Musik_Metamatics - Mind Mushing Git

Die Farben des Herbstes

Der neueste Streich von Manchesters Elektro-Guru Lee Norris öffnet ein musikalisches Fenster in die Anderswelt: Klangmalerei mit Nostalgieeffekt.    08.09.2003

Vielleicht ist es ja wirklich so. Vielleicht ist das Leben tatsächlich ein langer ruhiger Fluß. Oder denken wir an ein Füllhorn voll ätherischer Harmonien. Oder einfach an Lee Norris aka Metamatics.

Klangmalerei und Programmusik sind ja nun wirklich nichts Neues. Worum es Lee Norris jedoch geht, ist der magische Schnappschuß, der Moment, in dem "alles so vertraut wirkt, daß es fast (wieder) fremd wird". Die Vermutung liegt nahe, derartige Kontemplation erreiche man nur beim Meditieren oder bestenfalls unter Drogeneinfluß. Womit jetzt nicht behauptet sein soll, Lee rauche schon zum Frühstück den ersten Ofen.
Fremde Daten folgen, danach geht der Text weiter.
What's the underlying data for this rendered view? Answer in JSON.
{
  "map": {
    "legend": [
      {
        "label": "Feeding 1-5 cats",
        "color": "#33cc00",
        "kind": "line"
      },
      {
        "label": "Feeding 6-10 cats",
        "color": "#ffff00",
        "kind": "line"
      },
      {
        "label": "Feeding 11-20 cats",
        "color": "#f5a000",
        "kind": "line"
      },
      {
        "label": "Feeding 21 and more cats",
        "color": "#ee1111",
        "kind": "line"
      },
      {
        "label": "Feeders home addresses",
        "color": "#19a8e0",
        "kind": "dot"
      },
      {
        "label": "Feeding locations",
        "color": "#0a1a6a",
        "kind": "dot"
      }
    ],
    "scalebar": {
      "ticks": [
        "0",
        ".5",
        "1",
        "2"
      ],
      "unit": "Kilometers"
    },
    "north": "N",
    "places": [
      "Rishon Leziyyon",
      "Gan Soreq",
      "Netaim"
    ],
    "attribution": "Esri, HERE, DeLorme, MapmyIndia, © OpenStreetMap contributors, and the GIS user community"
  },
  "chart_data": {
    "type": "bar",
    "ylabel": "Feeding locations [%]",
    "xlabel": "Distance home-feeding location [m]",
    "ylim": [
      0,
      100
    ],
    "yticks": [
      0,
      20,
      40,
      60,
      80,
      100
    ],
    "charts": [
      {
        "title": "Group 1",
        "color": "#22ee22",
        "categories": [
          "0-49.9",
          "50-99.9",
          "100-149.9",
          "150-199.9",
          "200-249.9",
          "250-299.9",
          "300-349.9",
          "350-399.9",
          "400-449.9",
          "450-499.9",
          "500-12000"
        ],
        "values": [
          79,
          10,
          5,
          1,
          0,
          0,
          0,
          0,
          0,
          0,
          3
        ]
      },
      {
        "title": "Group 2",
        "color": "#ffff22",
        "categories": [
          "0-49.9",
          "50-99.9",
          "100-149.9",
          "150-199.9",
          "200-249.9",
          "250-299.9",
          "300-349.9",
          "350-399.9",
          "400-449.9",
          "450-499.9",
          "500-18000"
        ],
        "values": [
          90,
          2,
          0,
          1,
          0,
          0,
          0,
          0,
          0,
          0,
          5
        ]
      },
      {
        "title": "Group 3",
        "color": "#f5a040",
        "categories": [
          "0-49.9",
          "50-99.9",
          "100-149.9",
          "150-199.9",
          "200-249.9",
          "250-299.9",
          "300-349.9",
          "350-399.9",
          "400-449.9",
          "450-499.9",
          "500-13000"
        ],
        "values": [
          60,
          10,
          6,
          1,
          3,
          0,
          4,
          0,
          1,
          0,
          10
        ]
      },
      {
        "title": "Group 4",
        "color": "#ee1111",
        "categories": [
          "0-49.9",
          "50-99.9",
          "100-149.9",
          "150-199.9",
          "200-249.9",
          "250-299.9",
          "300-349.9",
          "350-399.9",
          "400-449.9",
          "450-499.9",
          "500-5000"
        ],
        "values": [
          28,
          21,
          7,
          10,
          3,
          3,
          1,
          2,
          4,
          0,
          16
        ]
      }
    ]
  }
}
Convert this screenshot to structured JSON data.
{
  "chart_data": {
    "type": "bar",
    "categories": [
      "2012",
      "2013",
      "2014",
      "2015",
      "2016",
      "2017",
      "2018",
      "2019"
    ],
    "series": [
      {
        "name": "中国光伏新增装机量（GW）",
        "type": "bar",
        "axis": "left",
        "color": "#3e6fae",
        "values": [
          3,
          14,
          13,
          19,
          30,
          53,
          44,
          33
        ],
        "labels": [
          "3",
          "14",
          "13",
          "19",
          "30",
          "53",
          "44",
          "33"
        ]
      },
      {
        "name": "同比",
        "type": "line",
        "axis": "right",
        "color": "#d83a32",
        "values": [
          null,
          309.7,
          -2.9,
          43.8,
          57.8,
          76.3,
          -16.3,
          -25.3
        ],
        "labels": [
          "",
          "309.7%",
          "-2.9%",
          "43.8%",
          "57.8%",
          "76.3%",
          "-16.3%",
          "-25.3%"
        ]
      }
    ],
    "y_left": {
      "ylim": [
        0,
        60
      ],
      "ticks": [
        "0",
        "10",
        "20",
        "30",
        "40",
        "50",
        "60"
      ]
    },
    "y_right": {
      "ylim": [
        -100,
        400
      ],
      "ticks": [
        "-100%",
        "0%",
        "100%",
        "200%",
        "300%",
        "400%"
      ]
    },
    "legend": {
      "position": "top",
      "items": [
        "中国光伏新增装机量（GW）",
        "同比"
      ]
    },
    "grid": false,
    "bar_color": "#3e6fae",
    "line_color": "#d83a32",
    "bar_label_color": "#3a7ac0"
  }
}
Auch wenn die Namensgebung für typische Metamatics-Titel wie etwa "Giant Sunflowers Swaying in the Wind" den Verdacht durchaus erhärten könnte...

Spaß beiseite: Der gleichmütige Fluß der Melodien, die ambienten Schwingungen - fast fühlt man sich, wie in einem Proustschen Rausch, in die Kindheit zurückversetzt, als die Beeren noch fruchtig schmeckten und das nasse Laub im Morgengrauen duftete. Kaum jemand schafft es so elegant, acht- bis zehnminütige Kompositionen auszubauen, ohne in routinierte Loop-Langeweile zu verfallen. Schließt man die Augen und lauscht "Mind Mushing Git", dann öffnet sich ein Fenster und ermöglicht den Blick auf eine bessere Welt. Für einen Augenblick bricht die Sonne durch die grauen Wolken der Rezession. Und wessen Tanzbein bei solch knusprigen Beats das Wippen verweigert, der ist bei Norris Oeuvre sowieso fehl am Platz. Immer schon gewesen.

 

Ernst Meyer

Metamatics - Mind Mushing Git

ØØØØØ


Hydrogen Dukebox (GB 2003)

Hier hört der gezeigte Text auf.